Saturday, August 28, 2021

It is as: given as is


from journalism to phenomenology

Professional journalism (distinct from promotional writing, disguised as “journalism”) has a default stance toward topic T that is “reportedly T” or “allegedly, T…” or, implicitly, “the story goes” or “It’s said that…” or “They say.” (Of course, a reliable source may simply assert what is the case, evincing trust by reputation.)

Representing what claims to be valid is separate from establishing the validity of it. Ordinarily, the two aren’t distinguished by a subject of reporting because the speaker/writer postures itself as trustworthy. Ordinary life postures itself as validly present.

But astute journalism frames the presumably frameless as being under question about its pretense of transparency. A subject of reporting may be playing a confidence game of “guileless” duplicity. “Who, me?”

The pretense of the subject is always possibly frameable as a “non-“posturing posture—yet, one that could be actually trustworthy.

In other words, the phenomenological epoché is implicit to astute journalism, but not as prelude to conceptual analysis of its own framing and framability. Though a reputable journalist may straightly tell readers how the story indeed goes, he implicitly postures himself as a known professional (standardly by employment and byline) who has moved beyond skepticism about what is the case only after living through his default framing.

But normally, the reporting stance is “Here’s the story: what they say about how it goes.” (Heidegger’s vital notion of “They-self” in Being and Time is integral to his later workbooks of the 1930s—“Considerations”—for his critical phenomenology of gigantic or “great” pretenses.)

An entire story may be, by journalistic default, in frame-quote marks, like the distinction between mention and use in linguistic analysis. To assert something as said is different from saying (affirming) what is said, i.e., asserting that something.

“The sun rises,” so to speak.

He “loves” her, “truly.”

Or the writer may be implicitly highlighting an uncanny triteness of something posturing itself as novel or genuine.

A phenomenologist turns this into questioning how anything pretends to be without interpretive frame, precisely because everything is already always received as understandable.

A common acceptability of A is just that its conditions of understanding are so commonly taken for granted as uncontroversial: The guy is trustworthy. The object is the “original” (though its conception isn’t especially novel).

Framelessness is a kind of frame, the unquestioned frame: “We” may all agree that the emperor is finely clothed.

Getting more technical: “Is” conceals the interpretivity of whatever appeals, for the sake of definite assertability and/or for action-oriental confidence.

When receptive “as” frames “is,” one gets phraseology that isn’t a “well-formed” sentence (“the sun as rising”), but that’s predication, too. What ‘is’ does that ‘as’ doesn’t is to stipulate—or proffer a pretension of—there being a literal present (presence as merely present).

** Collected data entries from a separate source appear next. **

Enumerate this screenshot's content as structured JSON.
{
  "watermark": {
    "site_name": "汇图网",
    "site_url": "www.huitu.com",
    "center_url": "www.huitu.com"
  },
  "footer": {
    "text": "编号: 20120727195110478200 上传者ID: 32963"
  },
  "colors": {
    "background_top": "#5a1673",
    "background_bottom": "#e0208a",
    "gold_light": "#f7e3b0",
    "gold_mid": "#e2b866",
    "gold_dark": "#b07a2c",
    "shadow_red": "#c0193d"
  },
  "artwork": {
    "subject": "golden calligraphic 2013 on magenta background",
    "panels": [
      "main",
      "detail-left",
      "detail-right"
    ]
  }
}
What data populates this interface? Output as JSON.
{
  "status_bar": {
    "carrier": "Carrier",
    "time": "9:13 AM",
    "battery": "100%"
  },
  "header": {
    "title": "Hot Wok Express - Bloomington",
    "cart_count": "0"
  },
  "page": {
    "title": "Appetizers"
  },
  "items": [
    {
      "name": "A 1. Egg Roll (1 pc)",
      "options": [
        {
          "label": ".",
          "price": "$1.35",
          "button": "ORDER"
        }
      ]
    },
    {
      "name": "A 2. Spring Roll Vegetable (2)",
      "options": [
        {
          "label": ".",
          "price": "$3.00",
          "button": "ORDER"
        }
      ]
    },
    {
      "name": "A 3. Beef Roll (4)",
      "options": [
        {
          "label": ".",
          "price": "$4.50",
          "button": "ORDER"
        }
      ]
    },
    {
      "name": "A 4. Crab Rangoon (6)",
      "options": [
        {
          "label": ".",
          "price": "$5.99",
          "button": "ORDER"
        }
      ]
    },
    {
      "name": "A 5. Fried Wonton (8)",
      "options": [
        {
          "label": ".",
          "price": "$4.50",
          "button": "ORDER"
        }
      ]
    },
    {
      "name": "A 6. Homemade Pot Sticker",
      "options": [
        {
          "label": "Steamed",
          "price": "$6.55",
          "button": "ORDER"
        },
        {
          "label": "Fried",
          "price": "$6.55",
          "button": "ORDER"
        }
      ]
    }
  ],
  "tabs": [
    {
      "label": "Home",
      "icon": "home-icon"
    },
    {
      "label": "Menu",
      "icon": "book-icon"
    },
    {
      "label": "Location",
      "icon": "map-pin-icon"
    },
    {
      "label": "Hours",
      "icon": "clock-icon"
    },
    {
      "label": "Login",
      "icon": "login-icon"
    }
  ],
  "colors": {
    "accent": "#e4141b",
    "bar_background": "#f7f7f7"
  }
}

Persons may need that for peace of mind or manageable coherence. Also, confidence about presentness (“the” present) serves genuinely basic interests
of action well, especially for advancing one’s life admirably: Growing up well
gives one an oriental reliabilism, which we commonly trope as one being “experienced”: She’s very experienced in/with E, so she’s thereby quite successful or/and (therefore) trustworthy.

Yet, that life-oriental legacy of self-efficacy is generatively framed by “good sense” capability which has been, over years, cultivated—by oneself through fascination and curiosity; by others through concerted parenting and teaching; and, in all events, by love of learning. At best, one gains autonomous maturity that we associate with admirable independence, which may be richly conceived as high-scale flourishing.

That’s a life oriented by ongoing engagement, which shapes the appeal of events. What appeals is as part of future-oriented engagement. A futurity of interest frames all appealing presents as received for one’s responsive ongoingness.

A life’s futurity frames every present. An individuated scale of understanding frames every perception as appreciated and, at best, as more appreciable.